Communicating through letters
Calligraphy is all about feeling the letters. I usually adopt this mindset when I get a new brief. What do the letters want to communicate, what feeling should the audience get when they see my calligraphy…and I try and incorporate that feeling into the final artwork. Although I use hundreds of different tools to write, I just love writing with broad dip nibs. The Gothic script is my favorite – I simply love the bold thicks and thins of the script.
I wouldn’t say that I am a self-taught calligrapher. My teachers have been Gothic and Romanesque text on monuments and other ancient historical sites. The challenges of not having a mentor, though, are numerous. Because I have no way to find out what works and what doesn’t, I experiment with a lot of things like new techniques or calligraphic tools. And many of my experiments are not successful. Having a mentor eliminates this experimentation. There is no need to try out different techniques or tools. But I do really feel that unless you experiment and fail, you don’t get better.
Travails of technology
My day job is as Vice President – Global Services, Thirdware Solution Ltd. in Mumbai. It’s quite difficult to balance my professional life and passionate pursuits, but I make it a point to write for at least an hour every day. Fortunately, my profession involves a lot of travel, so I try and catch up on calligraphy at airports and on flights. I am really proud of being associated with the Modern Reformation magazine where my designs were printed on the cover page and some inside double spreads.
I am concerned that the art of calligraphy will be soon forgotten in this digital world where you can quickly create fancy lettering on many apps
on an iPad.
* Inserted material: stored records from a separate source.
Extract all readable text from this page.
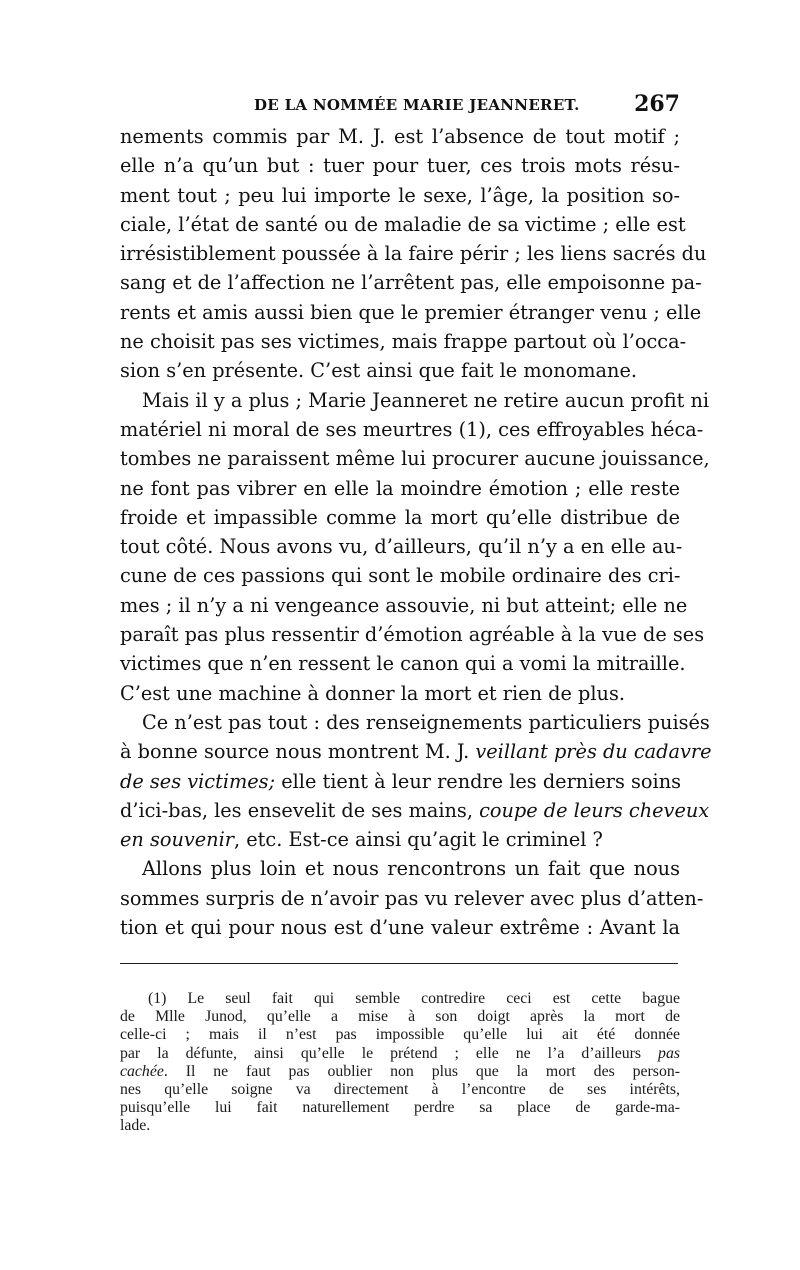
DE LA NOMMÉE MARIE JEANNERET. 267
nements commis par M. J. est l’absence de tout motif ;
elle n’a qu’un but : tuer pour tuer, ces trois mots résu-
ment tout ; peu lui importe le sexe, l’âge, la position so-
ciale, l’état de santé ou de maladie de sa victime ; elle est
irrésistiblement poussée à la faire périr ; les liens sacrés du
sang et de l’affection ne l’arrêtent pas, elle empoisonne pa-
rents et amis aussi bien que le premier étranger venu ; elle
ne choisit pas ses victimes, mais frappe partout où l’occa-
sion s’en présente. C’est ainsi que fait le monomane.
Mais il y a plus ; Marie Jeanneret ne retire aucun profit ni
matériel ni moral de ses meurtres (1), ces effroyables héca-
tombes ne paraissent même lui procurer aucune jouissance,
ne font pas vibrer en elle la moindre émotion ; elle reste
froide et impassible comme la mort qu’elle distribue de
tout côté. Nous avons vu, d’ailleurs, qu’il n’y a en elle au-
cune de ces passions qui sont le mobile ordinaire des cri-
mes ; il n’y a ni vengeance assouvie, ni but atteint; elle ne
paraît pas plus ressentir d’émotion agréable à la vue de ses
victimes que n’en ressent le canon qui a vomi la mitraille.
C’est une machine à donner la mort et rien de plus.
Ce n’est pas tout : des renseignements particuliers puisés
à bonne source nous montrent M. J. veillant près du cadavre
de ses victimes; elle tient à leur rendre les derniers soins
d’ici-bas, les ensevelit de ses mains, coupe de leurs cheveux
en souvenir, etc. Est-ce ainsi qu’agit le criminel ?
Allons plus loin et nous rencontrons un fait que nous
sommes surpris de n’avoir pas vu relever avec plus d’atten-
tion et qui pour nous est d’une valeur extrême : Avant la
(1) Le seul fait qui semble contredire ceci est cette bague
de Mlle Junod, qu’elle a mise à son doigt après la mort de
celle-ci ; mais il n’est pas impossible qu’elle lui ait été donnée
par la défunte, ainsi qu’elle le prétend ; elle ne l’a d’ailleurs pas
cachée. Il ne faut pas oublier non plus que la mort des person-
nes qu’elle soigne va directement à l’encontre de ses intérêts,
puisqu’elle lui fait naturellement perdre sa place de garde-ma-
lade.
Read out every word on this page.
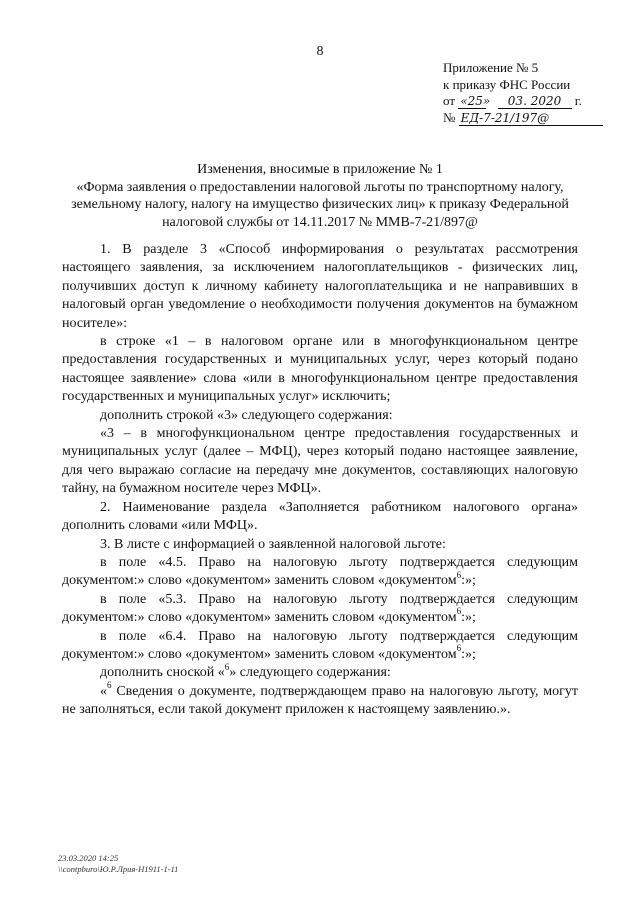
8
Приложение № 5
к приказу ФНС России
от «25» 03. 2020 г.
№ ЕД-7-21/197@
Изменения, вносимые в приложение № 1
«Форма заявления о предоставлении налоговой льготы по транспортному налогу, земельному налогу, налогу на имущество физических лиц» к приказу Федеральной налоговой службы от 14.11.2017 № ММВ-7-21/897@

1. В разделе 3 «Способ информирования о результатах рассмотрения настоящего заявления, за исключением налогоплательщиков - физических лиц, получивших доступ к личному кабинету налогоплательщика и не направивших в налоговый орган уведомление о необходимости получения документов на бумажном носителе»:

в строке «1 – в налоговом органе или в многофункциональном центре предоставления государственных и муниципальных услуг, через который подано настоящее заявление» слова «или в многофункциональном центре предоставления государственных и муниципальных услуг» исключить;

дополнить строкой «3» следующего содержания:

«3 – в многофункциональном центре предоставления государственных и муниципальных услуг (далее – МФЦ), через который подано настоящее заявление, для чего выражаю согласие на передачу мне документов, составляющих налоговую тайну, на бумажном носителе через МФЦ».

2. Наименование раздела «Заполняется работником налогового органа» дополнить словами «или МФЦ».

3. В листе с информацией о заявленной налоговой льготе:

в поле «4.5. Право на налоговую льготу подтверждается следующим документом:» слово «документом» заменить словом «документом$^6$:»;

в поле «5.3. Право на налоговую льготу подтверждается следующим документом:» слово «документом» заменить словом «документом$^6$:»;

в поле «6.4. Право на налоговую льготу подтверждается следующим документом:» слово «документом» заменить словом «документом$^6$:»;

дополнить сноской «$^6$» следующего содержания:

«$^6$ Сведения о документе, подтверждающем право на налоговую льготу, могут не заполняться, если такой документ приложен к настоящему заявлению.».

23.03.2020 14:25
\\contpburo\Ю.Р.Лрия-Н1911-1-11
Being in the technology industry, I value the importance of digital tools, but many people are taking this up without sound understanding of the anatomy of letters, which you can get only when you write with your hand, and that too on paper or canvas – not on a screen. The joy of seeing wet ink from your nibs on a fresh paper is unparalleled.
Going forward, I want to spend more time teaching calligraphy. Our country doesn’t have a world class calligrapher simply because we don’t have direction and the right knowledge to pursue it. I would like to change that.